Second, if it’s worth doing then it is worth doing right. Be organized and develop your communication skills to the point where parents feel like they know everything they need to about your programs for their children months in advance. If you want volunteers, ask a semester in advance before PTA boards get a chance to snag their volunteer hours. When doing so, start small. We can chase away the best volunteers by asking them to jump head first and do too much right off the bat. So whether this means a monthly newsletter to parents, email blasts, face to face conversations…being organized and communicating well is the best way to display that ‘we love your kids’, ‘we are serious about this’ & ‘this is not a simple babysitting service’.

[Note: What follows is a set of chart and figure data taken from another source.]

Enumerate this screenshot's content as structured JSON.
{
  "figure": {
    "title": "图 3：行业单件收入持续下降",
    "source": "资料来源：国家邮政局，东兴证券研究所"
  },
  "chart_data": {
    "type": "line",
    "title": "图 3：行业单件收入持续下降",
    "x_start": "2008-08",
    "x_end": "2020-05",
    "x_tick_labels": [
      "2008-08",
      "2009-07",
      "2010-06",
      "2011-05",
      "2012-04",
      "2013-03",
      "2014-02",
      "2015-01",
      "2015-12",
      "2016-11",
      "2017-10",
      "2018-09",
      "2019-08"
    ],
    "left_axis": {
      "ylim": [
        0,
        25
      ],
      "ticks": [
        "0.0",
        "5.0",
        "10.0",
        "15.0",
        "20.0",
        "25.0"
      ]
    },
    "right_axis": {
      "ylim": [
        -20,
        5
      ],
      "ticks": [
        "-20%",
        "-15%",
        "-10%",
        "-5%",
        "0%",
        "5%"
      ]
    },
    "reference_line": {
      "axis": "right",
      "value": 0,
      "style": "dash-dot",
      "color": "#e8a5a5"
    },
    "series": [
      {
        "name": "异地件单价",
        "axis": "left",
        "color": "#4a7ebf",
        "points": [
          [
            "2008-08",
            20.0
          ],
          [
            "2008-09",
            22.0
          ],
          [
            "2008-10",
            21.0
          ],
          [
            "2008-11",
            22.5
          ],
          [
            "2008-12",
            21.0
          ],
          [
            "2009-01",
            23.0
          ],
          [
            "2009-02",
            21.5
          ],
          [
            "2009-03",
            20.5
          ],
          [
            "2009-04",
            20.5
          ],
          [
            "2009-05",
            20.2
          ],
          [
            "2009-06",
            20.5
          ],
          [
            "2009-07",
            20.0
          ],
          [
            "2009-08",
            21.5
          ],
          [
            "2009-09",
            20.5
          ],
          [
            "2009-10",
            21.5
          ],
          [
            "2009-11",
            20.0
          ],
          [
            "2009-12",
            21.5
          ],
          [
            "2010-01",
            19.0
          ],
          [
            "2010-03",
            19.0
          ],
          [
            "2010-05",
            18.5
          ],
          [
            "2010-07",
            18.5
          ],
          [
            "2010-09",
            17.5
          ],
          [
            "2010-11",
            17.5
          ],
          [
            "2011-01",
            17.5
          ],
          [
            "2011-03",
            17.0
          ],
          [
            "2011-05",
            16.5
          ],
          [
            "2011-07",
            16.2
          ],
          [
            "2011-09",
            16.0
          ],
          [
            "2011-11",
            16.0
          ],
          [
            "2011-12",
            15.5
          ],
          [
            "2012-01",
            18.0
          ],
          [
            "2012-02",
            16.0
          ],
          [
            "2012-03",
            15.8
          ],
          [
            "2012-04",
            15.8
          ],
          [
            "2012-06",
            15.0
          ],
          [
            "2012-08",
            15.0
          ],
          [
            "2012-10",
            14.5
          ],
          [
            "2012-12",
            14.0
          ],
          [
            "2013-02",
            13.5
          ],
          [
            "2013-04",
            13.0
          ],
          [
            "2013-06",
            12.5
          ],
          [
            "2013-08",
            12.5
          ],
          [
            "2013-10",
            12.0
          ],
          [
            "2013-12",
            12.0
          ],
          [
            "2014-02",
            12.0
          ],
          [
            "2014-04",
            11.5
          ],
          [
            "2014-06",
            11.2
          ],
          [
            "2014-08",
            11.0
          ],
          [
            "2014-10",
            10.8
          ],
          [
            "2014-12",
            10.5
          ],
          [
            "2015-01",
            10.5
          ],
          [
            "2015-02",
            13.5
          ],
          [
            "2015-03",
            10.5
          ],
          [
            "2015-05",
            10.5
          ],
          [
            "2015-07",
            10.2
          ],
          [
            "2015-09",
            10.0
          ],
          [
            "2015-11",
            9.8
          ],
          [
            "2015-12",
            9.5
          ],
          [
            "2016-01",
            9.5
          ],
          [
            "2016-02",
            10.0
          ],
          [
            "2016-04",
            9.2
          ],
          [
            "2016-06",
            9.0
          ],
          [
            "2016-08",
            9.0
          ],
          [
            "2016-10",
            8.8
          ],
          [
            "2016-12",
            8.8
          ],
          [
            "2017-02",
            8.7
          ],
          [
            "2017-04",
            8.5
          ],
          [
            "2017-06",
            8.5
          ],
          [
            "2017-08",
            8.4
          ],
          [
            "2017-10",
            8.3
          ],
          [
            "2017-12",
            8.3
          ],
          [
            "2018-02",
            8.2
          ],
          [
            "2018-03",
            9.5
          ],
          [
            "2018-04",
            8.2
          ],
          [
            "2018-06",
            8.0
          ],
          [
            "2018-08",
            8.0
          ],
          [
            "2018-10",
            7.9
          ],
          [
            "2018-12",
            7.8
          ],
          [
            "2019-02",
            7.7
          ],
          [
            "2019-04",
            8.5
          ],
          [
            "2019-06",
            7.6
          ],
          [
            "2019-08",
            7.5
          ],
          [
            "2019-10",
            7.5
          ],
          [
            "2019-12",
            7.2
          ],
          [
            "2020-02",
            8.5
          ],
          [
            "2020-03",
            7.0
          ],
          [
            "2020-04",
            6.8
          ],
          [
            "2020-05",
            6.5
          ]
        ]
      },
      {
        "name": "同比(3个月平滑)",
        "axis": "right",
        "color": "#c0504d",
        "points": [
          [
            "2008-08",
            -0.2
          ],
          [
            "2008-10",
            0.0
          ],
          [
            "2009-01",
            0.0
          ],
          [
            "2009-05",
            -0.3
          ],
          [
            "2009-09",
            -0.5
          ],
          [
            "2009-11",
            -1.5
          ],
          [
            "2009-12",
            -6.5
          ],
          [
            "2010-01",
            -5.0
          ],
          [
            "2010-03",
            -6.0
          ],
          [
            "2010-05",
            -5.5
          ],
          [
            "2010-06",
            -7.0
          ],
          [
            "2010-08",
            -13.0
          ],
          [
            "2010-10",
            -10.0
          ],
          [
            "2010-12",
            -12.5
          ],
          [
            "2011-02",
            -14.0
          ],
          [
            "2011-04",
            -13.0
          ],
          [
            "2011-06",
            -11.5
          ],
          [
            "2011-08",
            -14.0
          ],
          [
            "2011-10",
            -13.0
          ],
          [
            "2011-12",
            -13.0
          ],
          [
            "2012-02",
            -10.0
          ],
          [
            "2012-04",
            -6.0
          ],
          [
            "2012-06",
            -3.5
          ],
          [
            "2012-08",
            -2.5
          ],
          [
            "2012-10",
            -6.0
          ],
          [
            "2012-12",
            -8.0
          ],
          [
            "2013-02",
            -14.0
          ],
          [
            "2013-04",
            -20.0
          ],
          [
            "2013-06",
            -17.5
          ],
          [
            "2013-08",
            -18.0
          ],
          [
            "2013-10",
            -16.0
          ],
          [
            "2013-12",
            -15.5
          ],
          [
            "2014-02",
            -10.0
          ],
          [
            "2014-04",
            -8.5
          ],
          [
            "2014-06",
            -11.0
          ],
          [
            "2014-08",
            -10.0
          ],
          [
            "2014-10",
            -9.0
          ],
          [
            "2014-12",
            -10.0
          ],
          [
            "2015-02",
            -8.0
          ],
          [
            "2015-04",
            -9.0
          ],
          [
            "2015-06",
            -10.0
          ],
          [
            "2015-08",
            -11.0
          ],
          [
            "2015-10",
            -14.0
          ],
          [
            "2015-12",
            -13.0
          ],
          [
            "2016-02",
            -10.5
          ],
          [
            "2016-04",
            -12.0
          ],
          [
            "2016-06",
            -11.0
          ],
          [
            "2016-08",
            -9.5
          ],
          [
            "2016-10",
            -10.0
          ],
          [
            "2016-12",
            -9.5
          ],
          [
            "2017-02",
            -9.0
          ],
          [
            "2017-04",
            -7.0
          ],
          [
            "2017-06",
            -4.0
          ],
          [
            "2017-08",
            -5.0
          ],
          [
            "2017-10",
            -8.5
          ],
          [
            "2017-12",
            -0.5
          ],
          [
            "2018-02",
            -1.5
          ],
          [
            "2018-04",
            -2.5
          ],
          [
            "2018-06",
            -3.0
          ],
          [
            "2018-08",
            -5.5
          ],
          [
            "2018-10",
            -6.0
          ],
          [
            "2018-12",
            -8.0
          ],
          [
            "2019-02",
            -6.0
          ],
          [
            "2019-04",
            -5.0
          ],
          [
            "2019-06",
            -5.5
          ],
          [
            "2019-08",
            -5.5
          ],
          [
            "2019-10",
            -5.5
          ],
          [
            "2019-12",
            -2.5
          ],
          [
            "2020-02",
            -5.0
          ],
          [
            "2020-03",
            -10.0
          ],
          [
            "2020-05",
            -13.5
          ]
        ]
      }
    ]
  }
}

Finally, here are some tips to get started. (1) Offer & Invite. I know many of you have tried this but it is always the first step. Just give the first opportunity for them to come and view what you do with their children. (2) Make a point to seek out parents & share with them positive things you see in their specific children. This will communicate first off that you know their child, that you care about their child and you are looking for the best out of their child. (3) Be a family-ministry content monger. Spend some time looking up good quality family devotions that you can offer families if they are not able to commit to a regular youth activities. This will help communicate that you care more about their spiritual well-being than your stat sheet. (4) Treat everyone the same…Be it parents, guardians, grandparents, active or inactive. (5) Look for what is not being offered and utilize your strengths. Do you happen to notice a lot of young new mothers in your community? Why not start a ‘New Moms’ outreach that teaches basic lessons and allows for community between people in similar life situations? Start Insanity/P90X Night for dads of your youth group. Parent Book Club. Dave Ramsey Financial Peace University classes. (6) Create opportunities for parents to come alongside their kid within your ministry. Like Teri in AOK, start a community garden where adults and kids work together to grow fruits & vegetables.
What do you do to get parents involved? Please share your ideas so we can all be more effective.